See In re Gubelman (C. C. A.) 10 F.2d 926, 929; Gallagher v. Linwood, 30 N.M. 211, 231 P. 627, 37 A. L. R. 664; Hoyt v. Stark, 134 Cal. 178, 66 P. 223, 86 Am. St. Rep. 246; Westcott v. Eccles, 3 Utah. 258, 2 P. 525; In re Conant's Estate, 43 Or. 530, 534, 73 P. 1018; In re Von Borcke (D. C.) 94 F. 352; Mut. Life Ins. Co. v. Phinney (C. C. A.) 76 F. 618; Appeal of Satovsky, 1 B. T. A. 22.

It follows that the Board's decision dismissing the petition was correct, for the requirement that such petitions shall be filed within 60 days after the mailing of notice of the deficiency, is statutory and jurisdictional and is not merely procedural. Revenue Act of 1926, § 274 (a). The Board, therefore, was without jurisdiction to hear the petition.

Appellant argues that the sole ground upon which the decision of the Board was based was the taxpayer's failure to pay the $10 fee within the 60-day period, and that the decision should be reversed because the reason thus assigned was erroneous. It is true that the ground stated for the decision was erroneous. See Weaver v. Blair, Commissioner (C. C. A.) 19 F.2d 16, and Reliance Mfg. Co. v. Blair, Commissioner (C. C. A.) 19 F.2d 789, which hold that the payment of the fee is "not jurisdictional, but incidental and procedural." But it is elementary that, "where a judgment or order is correct, it will not be reversed on appeal because the trial court has based its decision on insufficient or erroneous reasons or grounds, or has stated no reason therefor." 4 C. J. p. 663.
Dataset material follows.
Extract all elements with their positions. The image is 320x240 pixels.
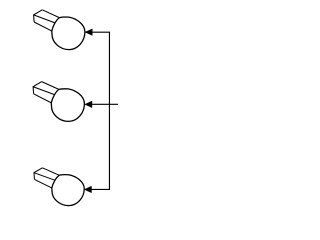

Appellant also argues that the Commissioner's present objection to the filing of the petition was not presented or considered below and therefore should not be heard in this appeal, citing rule 5 (3) of this court. This argument is answered by the rule that "the want of jurisdiction apparent on the face of the record will be taken notice of by the appellate court, whether set up and relied on as a defense in the court below or not." 3 C. J. p. 755.

The decision of the Board of Tax Appeals is affirmed.